Y esa invención de trabajo la lleva a un expediente disciplinario, que la lleva a suspensión de funciones, pero no evitan que se examine de la oposición, en la cual aprueba el primer examen y al examinarse del segundo y entregar los folios del examen al tribunal en el día del examen, se arrepiente y lo rompe, una de las personas del tribunal dice que tiene que entregar los folios aunque estén rotos.
Me recuerda a mi misma... recuerdo que a veces tienes que inventarte trabajo, que al principio y en algunas dependencias es cierto que nadie te enseña nada, y que para eso te lo han enseñado en lo que has estudiado. En otras dependencias sí que te enseñan lo que tienes que hacer.

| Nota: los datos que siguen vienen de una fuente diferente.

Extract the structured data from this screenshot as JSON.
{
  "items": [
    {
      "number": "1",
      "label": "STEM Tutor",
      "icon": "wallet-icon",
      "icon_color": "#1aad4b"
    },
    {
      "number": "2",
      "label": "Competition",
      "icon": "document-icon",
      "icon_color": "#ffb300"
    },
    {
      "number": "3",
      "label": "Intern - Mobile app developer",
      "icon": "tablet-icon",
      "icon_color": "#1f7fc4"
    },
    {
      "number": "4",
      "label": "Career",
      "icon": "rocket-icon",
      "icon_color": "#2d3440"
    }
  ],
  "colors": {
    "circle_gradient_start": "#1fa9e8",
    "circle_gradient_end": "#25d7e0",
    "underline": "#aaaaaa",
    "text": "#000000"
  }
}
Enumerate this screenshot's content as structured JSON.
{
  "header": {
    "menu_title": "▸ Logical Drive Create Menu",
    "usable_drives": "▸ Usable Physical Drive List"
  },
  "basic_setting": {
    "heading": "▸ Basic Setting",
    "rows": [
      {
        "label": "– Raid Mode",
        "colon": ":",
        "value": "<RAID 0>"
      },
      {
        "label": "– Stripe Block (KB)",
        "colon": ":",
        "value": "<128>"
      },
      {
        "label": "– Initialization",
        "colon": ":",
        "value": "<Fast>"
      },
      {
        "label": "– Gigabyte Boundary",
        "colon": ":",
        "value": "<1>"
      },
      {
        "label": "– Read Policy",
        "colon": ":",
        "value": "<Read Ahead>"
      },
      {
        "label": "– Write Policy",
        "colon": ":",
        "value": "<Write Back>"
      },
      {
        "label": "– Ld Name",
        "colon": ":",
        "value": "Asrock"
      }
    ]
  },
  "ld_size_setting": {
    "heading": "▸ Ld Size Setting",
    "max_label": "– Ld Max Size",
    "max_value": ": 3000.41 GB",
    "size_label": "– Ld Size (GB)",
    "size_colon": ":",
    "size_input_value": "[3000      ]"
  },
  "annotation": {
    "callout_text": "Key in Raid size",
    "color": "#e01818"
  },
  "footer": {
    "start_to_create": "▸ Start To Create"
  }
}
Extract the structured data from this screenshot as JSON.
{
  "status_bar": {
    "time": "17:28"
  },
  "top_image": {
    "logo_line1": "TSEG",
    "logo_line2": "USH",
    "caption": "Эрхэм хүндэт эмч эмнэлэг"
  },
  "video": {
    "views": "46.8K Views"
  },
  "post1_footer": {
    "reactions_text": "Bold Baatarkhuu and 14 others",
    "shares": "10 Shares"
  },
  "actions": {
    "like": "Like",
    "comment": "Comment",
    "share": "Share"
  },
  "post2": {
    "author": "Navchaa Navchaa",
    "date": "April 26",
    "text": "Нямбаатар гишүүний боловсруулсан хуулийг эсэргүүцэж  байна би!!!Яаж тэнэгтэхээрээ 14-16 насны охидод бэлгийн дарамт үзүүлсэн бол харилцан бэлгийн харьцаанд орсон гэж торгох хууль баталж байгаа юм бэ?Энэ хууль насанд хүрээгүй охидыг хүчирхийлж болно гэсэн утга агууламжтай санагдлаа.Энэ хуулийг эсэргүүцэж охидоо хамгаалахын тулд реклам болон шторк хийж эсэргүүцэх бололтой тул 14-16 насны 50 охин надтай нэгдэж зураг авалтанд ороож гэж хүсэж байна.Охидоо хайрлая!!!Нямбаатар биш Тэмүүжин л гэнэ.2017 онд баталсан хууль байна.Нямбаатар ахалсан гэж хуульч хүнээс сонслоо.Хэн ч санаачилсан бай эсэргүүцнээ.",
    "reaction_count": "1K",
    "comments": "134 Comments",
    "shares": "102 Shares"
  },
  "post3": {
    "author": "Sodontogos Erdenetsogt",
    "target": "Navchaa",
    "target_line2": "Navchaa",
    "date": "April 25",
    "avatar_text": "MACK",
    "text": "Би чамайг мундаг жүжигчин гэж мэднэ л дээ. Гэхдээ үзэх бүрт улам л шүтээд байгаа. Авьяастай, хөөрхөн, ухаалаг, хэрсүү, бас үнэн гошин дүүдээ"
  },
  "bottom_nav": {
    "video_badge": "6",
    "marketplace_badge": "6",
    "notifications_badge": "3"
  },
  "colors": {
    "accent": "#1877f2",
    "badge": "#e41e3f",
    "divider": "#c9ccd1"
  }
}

Pero quizá la rutina y la falta de trabajo, nos puede la ansiedad, de querer servir para algo, de querer hacer cosas... y no sabemos esperar y estamos más a gusto cuando tenemos mucho trabajo que cuando tenemos poco. Hay más estrés del malo (distrés) cuando hay poco trabajo que cuando hay mucho trabajo... Aunque también nos quejamos del "distrés" y agotamiento del exceso de trabajo...
Como dijo Santa Teresa de Jesús en el libro de su Vida: "Este cuerpo tiene un defecto, que cuando más se le ofrece, más necesidades descubre".
También se dice que hay que seguir aprendiendo, y siempre todos los días aprendemos algo, y de todas las personas aprendemos algo, tanto lo que debemos hacer como lo que NO debemos hacer.
Y cuando ya llevas media vida laboral, empezamos a pensar como San Francisco de Asís: "Necesito poco, y lo poco que necesito, lo necesito poco tiempo".
Lo importante es poder vivir, sobrevivir, tener experiencias varias y personas con quien disfrutarlas y recordarlas con "eustrés" (el estrés bueno)... Hasta el fin de nuestros días...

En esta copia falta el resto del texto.